在Medium上看到一个非常棒的用来描述各种IO模型的伪代码,这些例子很好地展示了阻塞非阻塞、同步和异步的特点。
常见的I/O 类型
| Blocking | Non-blocking | Asynchronous | ||
|---|---|---|---|---|
| API | write, read | write, read + poll / select | aio_write, aio_read |
以读操作为例,不同的IO模型。对象和函数都是抽象的:
Following examples shows concepts of three I/O approaches on the reading operation. Objects and functions are abstract.

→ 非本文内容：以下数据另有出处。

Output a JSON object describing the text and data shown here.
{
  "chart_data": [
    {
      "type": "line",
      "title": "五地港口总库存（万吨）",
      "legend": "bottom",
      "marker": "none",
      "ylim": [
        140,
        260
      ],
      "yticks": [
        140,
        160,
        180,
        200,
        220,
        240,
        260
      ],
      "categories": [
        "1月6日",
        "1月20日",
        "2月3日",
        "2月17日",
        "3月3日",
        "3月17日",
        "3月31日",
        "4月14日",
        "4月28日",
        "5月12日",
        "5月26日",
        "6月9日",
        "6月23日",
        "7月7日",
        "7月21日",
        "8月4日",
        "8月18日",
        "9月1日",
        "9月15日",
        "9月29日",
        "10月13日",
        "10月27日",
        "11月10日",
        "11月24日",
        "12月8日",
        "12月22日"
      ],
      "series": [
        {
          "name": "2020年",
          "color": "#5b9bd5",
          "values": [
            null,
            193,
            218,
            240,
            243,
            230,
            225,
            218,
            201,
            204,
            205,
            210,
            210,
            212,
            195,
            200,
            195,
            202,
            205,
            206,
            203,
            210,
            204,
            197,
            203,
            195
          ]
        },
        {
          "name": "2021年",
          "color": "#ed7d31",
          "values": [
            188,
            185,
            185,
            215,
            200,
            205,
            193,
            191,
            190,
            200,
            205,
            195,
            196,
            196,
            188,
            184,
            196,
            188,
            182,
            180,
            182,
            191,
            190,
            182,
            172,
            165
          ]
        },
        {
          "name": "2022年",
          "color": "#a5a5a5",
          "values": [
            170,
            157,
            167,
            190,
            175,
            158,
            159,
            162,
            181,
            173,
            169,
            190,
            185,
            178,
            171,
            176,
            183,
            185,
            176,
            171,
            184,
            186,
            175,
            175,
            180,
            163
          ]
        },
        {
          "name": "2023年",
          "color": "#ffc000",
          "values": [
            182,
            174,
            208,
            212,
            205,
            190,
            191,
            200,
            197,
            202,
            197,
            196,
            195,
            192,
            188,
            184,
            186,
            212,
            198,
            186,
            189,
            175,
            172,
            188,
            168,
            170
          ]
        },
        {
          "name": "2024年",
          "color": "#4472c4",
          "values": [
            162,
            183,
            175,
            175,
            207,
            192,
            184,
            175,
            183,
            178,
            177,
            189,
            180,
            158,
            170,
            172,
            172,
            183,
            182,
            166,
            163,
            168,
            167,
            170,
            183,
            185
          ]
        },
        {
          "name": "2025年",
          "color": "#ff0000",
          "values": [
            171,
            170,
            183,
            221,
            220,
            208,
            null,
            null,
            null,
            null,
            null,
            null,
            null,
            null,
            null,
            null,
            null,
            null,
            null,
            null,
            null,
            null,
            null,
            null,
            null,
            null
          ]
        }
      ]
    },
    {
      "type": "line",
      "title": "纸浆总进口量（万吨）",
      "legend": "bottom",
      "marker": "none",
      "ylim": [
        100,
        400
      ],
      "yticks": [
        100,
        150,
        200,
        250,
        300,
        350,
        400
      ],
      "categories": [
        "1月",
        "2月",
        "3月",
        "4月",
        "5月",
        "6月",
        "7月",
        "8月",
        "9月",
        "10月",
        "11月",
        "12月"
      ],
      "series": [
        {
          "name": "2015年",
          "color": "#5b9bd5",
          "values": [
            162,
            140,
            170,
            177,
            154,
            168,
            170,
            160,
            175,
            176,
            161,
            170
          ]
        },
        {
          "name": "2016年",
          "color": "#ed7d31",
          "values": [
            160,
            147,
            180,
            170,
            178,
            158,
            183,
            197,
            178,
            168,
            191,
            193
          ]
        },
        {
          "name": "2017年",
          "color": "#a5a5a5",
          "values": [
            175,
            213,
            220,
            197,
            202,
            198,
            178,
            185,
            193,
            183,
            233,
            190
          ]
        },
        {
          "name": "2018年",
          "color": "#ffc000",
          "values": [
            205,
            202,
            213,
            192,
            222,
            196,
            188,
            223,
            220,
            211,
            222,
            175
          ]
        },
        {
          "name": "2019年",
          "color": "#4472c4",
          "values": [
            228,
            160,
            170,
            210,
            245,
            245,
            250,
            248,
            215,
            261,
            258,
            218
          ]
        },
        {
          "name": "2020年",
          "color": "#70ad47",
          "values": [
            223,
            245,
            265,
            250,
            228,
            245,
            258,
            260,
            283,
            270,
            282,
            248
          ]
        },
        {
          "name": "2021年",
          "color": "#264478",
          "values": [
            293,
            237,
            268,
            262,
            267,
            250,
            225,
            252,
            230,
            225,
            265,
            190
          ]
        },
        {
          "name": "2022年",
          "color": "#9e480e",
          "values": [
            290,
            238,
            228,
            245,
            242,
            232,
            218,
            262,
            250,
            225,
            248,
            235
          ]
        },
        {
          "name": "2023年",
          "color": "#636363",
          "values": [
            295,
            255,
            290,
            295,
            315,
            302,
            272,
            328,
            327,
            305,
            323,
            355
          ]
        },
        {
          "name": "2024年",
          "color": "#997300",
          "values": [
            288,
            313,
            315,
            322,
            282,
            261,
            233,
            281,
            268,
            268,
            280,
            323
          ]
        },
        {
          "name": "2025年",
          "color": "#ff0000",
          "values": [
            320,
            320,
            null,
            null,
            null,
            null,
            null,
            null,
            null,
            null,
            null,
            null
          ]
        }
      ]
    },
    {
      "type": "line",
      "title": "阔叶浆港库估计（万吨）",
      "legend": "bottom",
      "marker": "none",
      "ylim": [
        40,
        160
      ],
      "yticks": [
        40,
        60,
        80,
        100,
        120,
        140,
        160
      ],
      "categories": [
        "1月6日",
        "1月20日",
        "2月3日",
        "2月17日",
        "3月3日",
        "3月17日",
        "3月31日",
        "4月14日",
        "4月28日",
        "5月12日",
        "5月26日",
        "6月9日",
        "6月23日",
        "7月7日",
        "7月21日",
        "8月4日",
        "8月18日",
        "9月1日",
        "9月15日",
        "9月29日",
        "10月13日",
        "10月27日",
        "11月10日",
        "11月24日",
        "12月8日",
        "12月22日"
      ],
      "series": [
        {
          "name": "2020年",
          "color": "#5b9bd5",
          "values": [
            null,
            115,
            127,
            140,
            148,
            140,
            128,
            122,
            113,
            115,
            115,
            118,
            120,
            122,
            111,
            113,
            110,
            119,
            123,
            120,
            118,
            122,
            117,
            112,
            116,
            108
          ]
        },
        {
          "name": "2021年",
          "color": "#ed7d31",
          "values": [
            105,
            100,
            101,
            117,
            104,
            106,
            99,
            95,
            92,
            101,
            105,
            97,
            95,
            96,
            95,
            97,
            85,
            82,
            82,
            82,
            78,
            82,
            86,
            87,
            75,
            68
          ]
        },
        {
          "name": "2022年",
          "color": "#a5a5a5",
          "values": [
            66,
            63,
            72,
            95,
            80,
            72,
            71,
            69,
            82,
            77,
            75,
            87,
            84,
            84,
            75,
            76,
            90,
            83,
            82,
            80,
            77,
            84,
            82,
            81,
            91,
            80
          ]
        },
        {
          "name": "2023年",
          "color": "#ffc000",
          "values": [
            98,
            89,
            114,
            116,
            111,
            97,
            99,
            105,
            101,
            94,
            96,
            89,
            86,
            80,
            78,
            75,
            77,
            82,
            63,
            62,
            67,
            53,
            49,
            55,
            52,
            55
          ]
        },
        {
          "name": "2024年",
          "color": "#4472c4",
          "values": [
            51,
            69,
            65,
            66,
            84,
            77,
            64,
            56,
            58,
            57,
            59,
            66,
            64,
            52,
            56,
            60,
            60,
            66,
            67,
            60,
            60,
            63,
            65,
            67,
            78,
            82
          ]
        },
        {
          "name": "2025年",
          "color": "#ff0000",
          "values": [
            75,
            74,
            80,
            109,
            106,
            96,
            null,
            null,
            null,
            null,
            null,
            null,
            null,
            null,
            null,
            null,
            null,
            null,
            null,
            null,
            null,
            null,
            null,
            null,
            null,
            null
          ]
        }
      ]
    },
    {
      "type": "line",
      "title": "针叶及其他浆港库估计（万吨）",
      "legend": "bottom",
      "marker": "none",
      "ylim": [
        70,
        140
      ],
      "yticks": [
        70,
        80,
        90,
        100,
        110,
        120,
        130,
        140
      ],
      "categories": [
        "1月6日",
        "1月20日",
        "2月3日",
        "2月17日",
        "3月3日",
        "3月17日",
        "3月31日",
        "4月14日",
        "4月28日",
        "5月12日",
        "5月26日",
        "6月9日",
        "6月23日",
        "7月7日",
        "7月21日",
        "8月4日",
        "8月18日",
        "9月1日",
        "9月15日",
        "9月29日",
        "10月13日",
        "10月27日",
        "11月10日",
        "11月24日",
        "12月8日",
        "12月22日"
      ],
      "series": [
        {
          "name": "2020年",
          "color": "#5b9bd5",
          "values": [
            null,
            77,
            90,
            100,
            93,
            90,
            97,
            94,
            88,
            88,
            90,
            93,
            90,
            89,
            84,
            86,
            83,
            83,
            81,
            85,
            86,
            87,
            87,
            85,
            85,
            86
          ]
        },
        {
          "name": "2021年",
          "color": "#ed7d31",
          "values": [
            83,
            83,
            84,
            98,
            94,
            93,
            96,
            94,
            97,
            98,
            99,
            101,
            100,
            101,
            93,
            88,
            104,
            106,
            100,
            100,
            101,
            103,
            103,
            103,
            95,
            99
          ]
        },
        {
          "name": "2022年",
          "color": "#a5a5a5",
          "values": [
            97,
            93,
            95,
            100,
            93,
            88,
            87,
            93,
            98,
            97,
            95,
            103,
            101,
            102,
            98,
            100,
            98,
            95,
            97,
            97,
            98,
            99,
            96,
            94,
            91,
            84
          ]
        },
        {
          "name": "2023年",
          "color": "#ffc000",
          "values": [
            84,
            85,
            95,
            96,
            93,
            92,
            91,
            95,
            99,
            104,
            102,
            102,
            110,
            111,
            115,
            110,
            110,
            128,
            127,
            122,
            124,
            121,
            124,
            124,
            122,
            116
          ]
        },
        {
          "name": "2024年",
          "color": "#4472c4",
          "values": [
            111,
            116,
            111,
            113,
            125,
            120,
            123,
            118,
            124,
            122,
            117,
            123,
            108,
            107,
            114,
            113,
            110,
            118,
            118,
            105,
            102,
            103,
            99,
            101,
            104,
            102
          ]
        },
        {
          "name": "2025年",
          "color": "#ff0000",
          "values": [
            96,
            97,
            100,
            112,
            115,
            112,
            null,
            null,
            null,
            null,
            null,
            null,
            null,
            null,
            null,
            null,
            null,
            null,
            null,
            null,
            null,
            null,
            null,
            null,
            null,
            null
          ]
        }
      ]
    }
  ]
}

1. 阻塞,同步 Blocking, synchronous:
device = IO.open()
data = device.read() # thread will be blocked until there is data in the device
print(data)
2. 非阻塞,同步 Non-blocking, synchronous:
device = IO.open()
ready = False
while not ready:
print("There is no data to read!")
ready = IO.poll(device, IO.INPUT, 5) # returns control if 5 seconds have elapsed or there is data to read (INPUT)
data = device.read()
print(data)
3. 非阻塞,异步 Non-blocking, asynchronous:
ios = IO.IOService()
device = IO.open(ios)
def inputHandler(data, err):
"Input data handler"
if not err:
print(data)
device.readSome(inputHandler)
ios.loop() # wait till all operations have been completed and call all appropriate handlers
4. Reactor 模式 Reactor Pattern
device = IO.open()
reactor = IO.Reactor()
def inputHandler(data):
"Input data handler"
print(data)
reactor.stop()
reactor.addHandler(inputHandler, device, IO.INPUT)
reactor.run() # run reactor, which handles events and calls appropriate handlers
这些几个伪代码例子,非常好地帮助理解不同的IO模型。
为啥会有这些不同的IO模型呢?我个人的理解是,因为IO是一个比较重的耗时操作,为了最大化利用CPU资源,才有这些不同模型。其本质是在极限利用CPU,增加吞吐量和缩减响应时间。
(完)